Три раза в неделю Робинзон «является народу». Нарядившись в одежды тибетского монаха (длинный, подпоясанный веревкой балахон, островерхая, как у кули, шапка, толстый, сучковатый посох) и толкая перед собой пустую тележку, которую потом, доверху набитую, будет, обливаясь по́том, втаскивать наверх, к дому, — Миллер спускается «со своей» горы на шоссе и встречается с немногочисленными соседями, «представителями творческой интеллигенции» Биг-Сура.

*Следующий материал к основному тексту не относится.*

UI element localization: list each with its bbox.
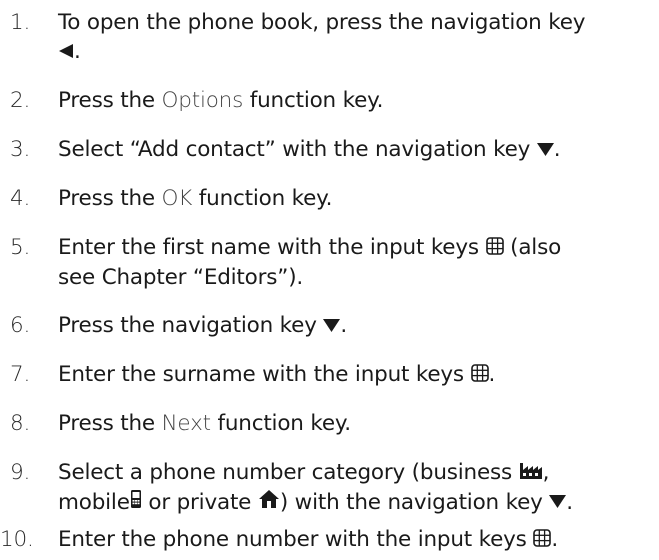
step-number: 6. [10, 313, 31, 338]
step-text-post: function key. [210, 411, 351, 436]
triangle-down-icon [549, 488, 567, 517]
function-key-label: OK [161, 186, 193, 211]
step-text: Press the Next function key. [58, 409, 651, 438]
step-text-pre: Enter the surname with the input keys [58, 362, 471, 387]
step-text-pre: Select a phone number category (business [58, 460, 519, 485]
step-number: 1. [10, 10, 31, 35]
step-text: Press the Options function key. [58, 86, 651, 115]
step-text: Enter the phone number with the input ke… [58, 525, 651, 555]
step-text-post: . [488, 362, 496, 387]
step-text: To open the phone book, press the naviga… [58, 8, 651, 67]
step-text-post: ) with the navigation key [279, 489, 550, 515]
step-text-line2: . [74, 39, 81, 64]
step-number: 4. [10, 186, 31, 211]
step-number: 3. [10, 137, 31, 162]
step-text-post: (also [503, 235, 562, 260]
triangle-left-icon [58, 38, 74, 67]
keypad-icon [485, 234, 504, 263]
step-text-line2: see Chapter “Editors”). [58, 264, 304, 290]
factory-icon [519, 459, 543, 488]
step-text-post: . [340, 313, 347, 338]
step-text-post: function key. [243, 88, 384, 113]
step-text-private: or private [141, 489, 258, 515]
step-number: 5. [10, 235, 31, 260]
step-text-pre: Press the [58, 411, 162, 436]
step-text-post: . [551, 527, 558, 552]
mobile-phone-icon [130, 488, 142, 517]
keypad-icon [470, 361, 489, 390]
step-number: 8. [10, 411, 31, 436]
step-text: Press the navigation key . [58, 311, 651, 341]
function-key-label: Next [161, 411, 211, 436]
keypad-icon [533, 526, 552, 555]
step-text-mobile: mobile [58, 489, 130, 515]
step-text-line1: To open the phone book, press the naviga… [58, 10, 586, 35]
step-text-pre: Select “Add contact” with the navigation… [58, 137, 537, 162]
step-text-pre: Press the [58, 186, 162, 211]
step-text: Enter the surname with the input keys . [58, 360, 651, 390]
step-text-pre: Press the navigation key [58, 313, 324, 338]
step-text: Press the OK function key. [58, 184, 651, 213]
step-text-post: function key. [192, 186, 333, 211]
step-text-post: . [553, 137, 561, 162]
step-text-pre: Press the [58, 88, 162, 113]
triangle-down-icon [536, 136, 554, 165]
step-text: Select a phone number category (business… [58, 458, 651, 517]
house-icon [258, 488, 280, 517]
step-text-post: , [542, 460, 550, 485]
function-key-label: Options [161, 88, 244, 113]
step-number: 10. [0, 527, 34, 552]
step-text-pre: Enter the phone number with the input ke… [58, 527, 534, 552]
step-text: Enter the first name with the input keys… [58, 233, 651, 292]
step-text-pre: Enter the first name with the input keys [58, 235, 486, 260]
step-number: 2. [10, 88, 31, 113]
step-number: 7. [10, 362, 31, 387]
step-text-end: . [566, 489, 573, 515]
step-number: 9. [10, 460, 31, 485]
step-text: Select “Add contact” with the navigation… [58, 135, 651, 165]
triangle-down-icon [323, 312, 341, 341]
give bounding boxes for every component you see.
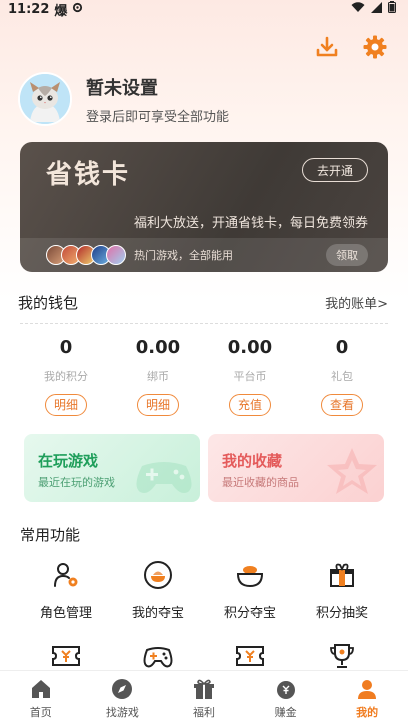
wallet-row: 0 我的积分 明细 0.00 绑币 明细 0.00 平台币 充值 0 礼包 查看	[20, 337, 388, 416]
profile-name: 暂未设置	[86, 77, 158, 99]
tab-find-games[interactable]: 找游戏	[82, 671, 164, 725]
treasure-icon	[141, 558, 175, 592]
star-icon	[324, 446, 380, 500]
tab-earn[interactable]: 赚金	[245, 671, 327, 725]
playing-games-card[interactable]: 在玩游戏 最近在玩的游戏	[24, 434, 200, 502]
coupon-item[interactable]	[20, 639, 112, 673]
avatar[interactable]	[18, 72, 72, 126]
function-label: 我的夺宝	[131, 606, 184, 621]
wallet-label: 我的积分	[44, 370, 88, 383]
wallet-value: 0	[335, 337, 349, 358]
tab-label: 赚金	[274, 705, 297, 719]
status-carrier: 爆	[54, 3, 68, 19]
wallet-title: 我的钱包	[18, 294, 79, 312]
tab-label: 首页	[29, 705, 52, 719]
function-label: 积分夺宝	[223, 606, 276, 621]
download-icon[interactable]	[314, 34, 340, 60]
gamepad-icon	[141, 639, 175, 673]
points-lottery-item[interactable]: 积分抽奖	[296, 558, 388, 621]
wallet-label: 平台币	[233, 370, 267, 383]
money-bag-icon	[274, 677, 298, 701]
wallet-header: 我的钱包 我的账单>	[18, 292, 388, 313]
wallet-label: 礼包	[331, 370, 353, 383]
trophy-item[interactable]	[296, 639, 388, 673]
battery-icon	[388, 1, 396, 17]
wallet-platform-coins: 0.00 平台币 充值	[204, 337, 296, 416]
role-icon	[49, 558, 83, 592]
lottery-icon	[325, 558, 359, 592]
card-subtitle: 最近收藏的商品	[222, 476, 299, 489]
function-label: 角色管理	[39, 606, 92, 621]
function-label: 积分抽奖	[315, 606, 368, 621]
tab-label: 找游戏	[105, 705, 139, 719]
profile-section[interactable]: 暂未设置 登录后即可享受全部功能	[18, 72, 229, 126]
status-time: 11:22	[8, 1, 50, 17]
points-detail-button[interactable]: 明细	[44, 394, 87, 416]
vip-card[interactable]: 省钱卡 去开通 福利大放送，开通省钱卡，每日免费领券 热门游戏，全部能用 领取	[20, 142, 388, 272]
game-icons	[46, 245, 126, 265]
wifi-icon	[351, 1, 365, 17]
role-management-item[interactable]: 角色管理	[20, 558, 112, 621]
recharge-button[interactable]: 充值	[228, 394, 271, 416]
settings-status-icon	[72, 2, 83, 17]
user-icon	[355, 677, 379, 701]
tab-home[interactable]: 首页	[0, 671, 82, 725]
bottom-tab-bar: 首页 找游戏 福利 赚金 我的	[0, 670, 408, 725]
wallet-points: 0 我的积分 明细	[20, 337, 112, 416]
bill-link[interactable]: 我的账单>	[325, 293, 388, 312]
game-service-item[interactable]	[112, 639, 204, 673]
home-icon	[29, 677, 53, 701]
bound-coins-detail-button[interactable]: 明细	[136, 394, 179, 416]
vip-claim-button[interactable]: 领取	[326, 244, 368, 266]
tab-label: 我的	[356, 705, 379, 719]
settings-icon[interactable]	[362, 34, 388, 60]
tab-mine[interactable]: 我的	[326, 671, 408, 725]
vip-hot-text: 热门游戏，全部能用	[134, 249, 233, 262]
gift-icon	[192, 677, 216, 701]
card-subtitle: 最近在玩的游戏	[38, 476, 115, 489]
points-treasure-icon	[233, 558, 267, 592]
functions-title: 常用功能	[20, 526, 81, 544]
top-actions	[314, 34, 388, 60]
wallet-value: 0.00	[135, 337, 181, 358]
tab-welfare[interactable]: 福利	[163, 671, 245, 725]
favorites-card[interactable]: 我的收藏 最近收藏的商品	[208, 434, 384, 502]
wallet-gift-packs: 0 礼包 查看	[296, 337, 388, 416]
status-bar: 11:22 爆	[0, 0, 408, 19]
my-treasure-item[interactable]: 我的夺宝	[112, 558, 204, 621]
vip-description: 福利大放送，开通省钱卡，每日免费领券	[133, 216, 368, 231]
vip-bottom-bar: 热门游戏，全部能用 领取	[20, 238, 388, 272]
card-title: 在玩游戏	[38, 452, 99, 470]
gift-view-button[interactable]: 查看	[320, 394, 363, 416]
signal-icon	[371, 1, 382, 17]
profile-subtitle: 登录后即可享受全部功能	[86, 109, 230, 125]
wallet-bound-coins: 0.00 绑币 明细	[112, 337, 204, 416]
points-treasure-item[interactable]: 积分夺宝	[204, 558, 296, 621]
game-thumb	[106, 245, 126, 265]
wallet-value: 0.00	[227, 337, 273, 358]
tab-label: 福利	[192, 705, 215, 719]
voucher-item[interactable]	[204, 639, 296, 673]
compass-icon	[110, 677, 134, 701]
vip-open-button[interactable]: 去开通	[301, 158, 368, 182]
vip-title: 省钱卡	[46, 160, 131, 190]
wallet-value: 0	[59, 337, 73, 358]
gamepad-icon	[132, 456, 196, 500]
card-title: 我的收藏	[222, 452, 283, 470]
wallet-label: 绑币	[147, 370, 169, 383]
trophy-icon	[325, 639, 359, 673]
divider	[20, 323, 388, 324]
coupon-icon	[49, 639, 83, 673]
voucher-icon	[233, 639, 267, 673]
functions-grid: 角色管理 我的夺宝 积分夺宝 积分抽奖	[20, 558, 388, 673]
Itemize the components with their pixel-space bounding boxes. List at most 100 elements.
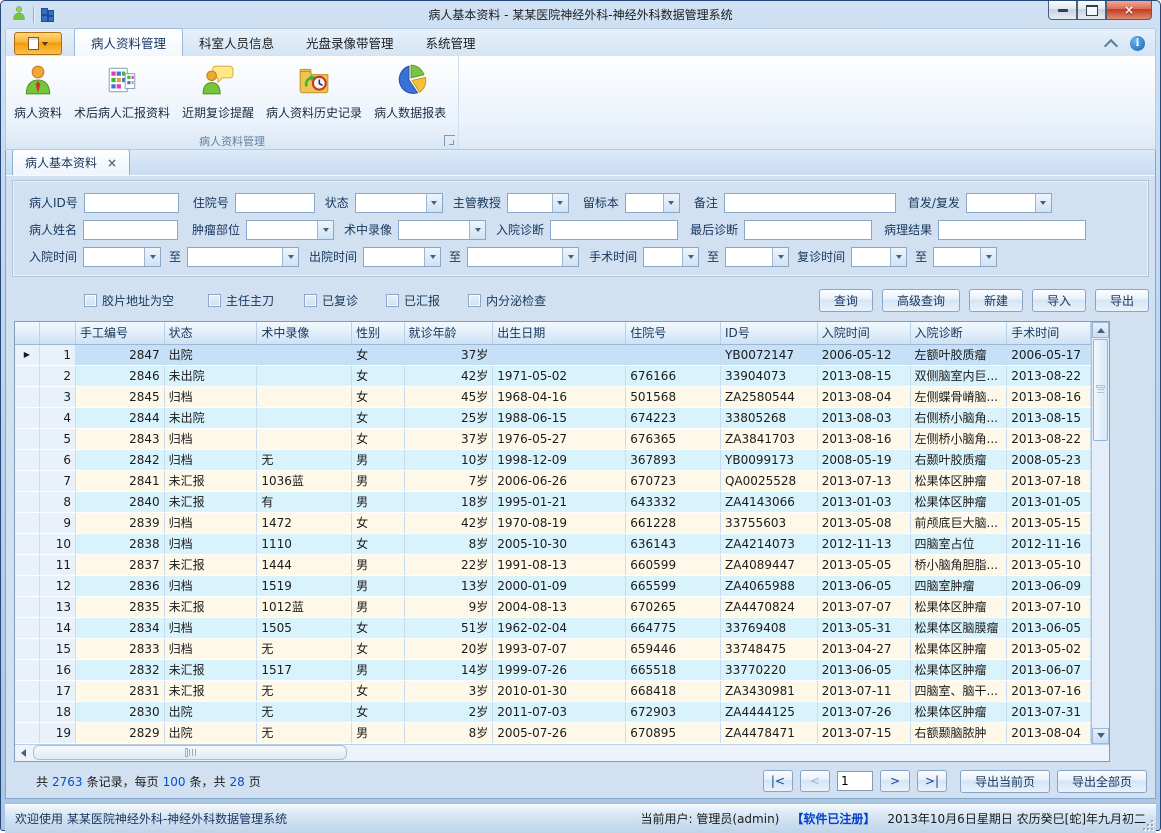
cell[interactable]: 2836 <box>75 575 164 596</box>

С поэтом Робинсоном Джефферсом, воспевшим в своих стихах пейзажи Биг-Сура. С уже известным нам писателем и переводчиком «Кровавой свадьбы» Лорки Гилбертом Нойманом: в 1945 году Нойманы, наслушавшись восторженных рассказов своего друга о Биг-Суре, переехали из Колорадо в залив Андерсона. С антропологом Дэвидом Толертоном и его женой Бетти. С пианистом из Дрездена Герхардтом Мюнхом. С поэтом, автором автобиографического романа «Если человек сойдет с ума» Уокером Уинслоу. Осенью 1951 года Уинслоу в «Аризона Куотерли» напишет про Миллера статью, в которой доведет до сведения американского читателя, что с Миллером, «о котором наши литературные журналы умалчивают», в Европе считаются, и всерьез. Общается с художником, эрудитом Эфраимом Донером, жившим по соседству в Кармел-Хайлендз. Со скульптором Николасом Рузвельтом, дальним родственником президента — но не действующего, Франклина Делано, а Теодора. И с еще одним скульптором — Харридиком Россом и его женой Лилиан Бос Росс, автором бестселлера «Чужой»; в доме Россов Миллер чувствует себя как дома. Встречается с молодым прозаиком Ноэлом Янгом; в дальнейшем Янг будет подолгу гостить у Миллера, станет его близким другом и издателем, в его издательстве «Капра-пресс» в Санта-Барбаре у Миллера выйдут несколько книг.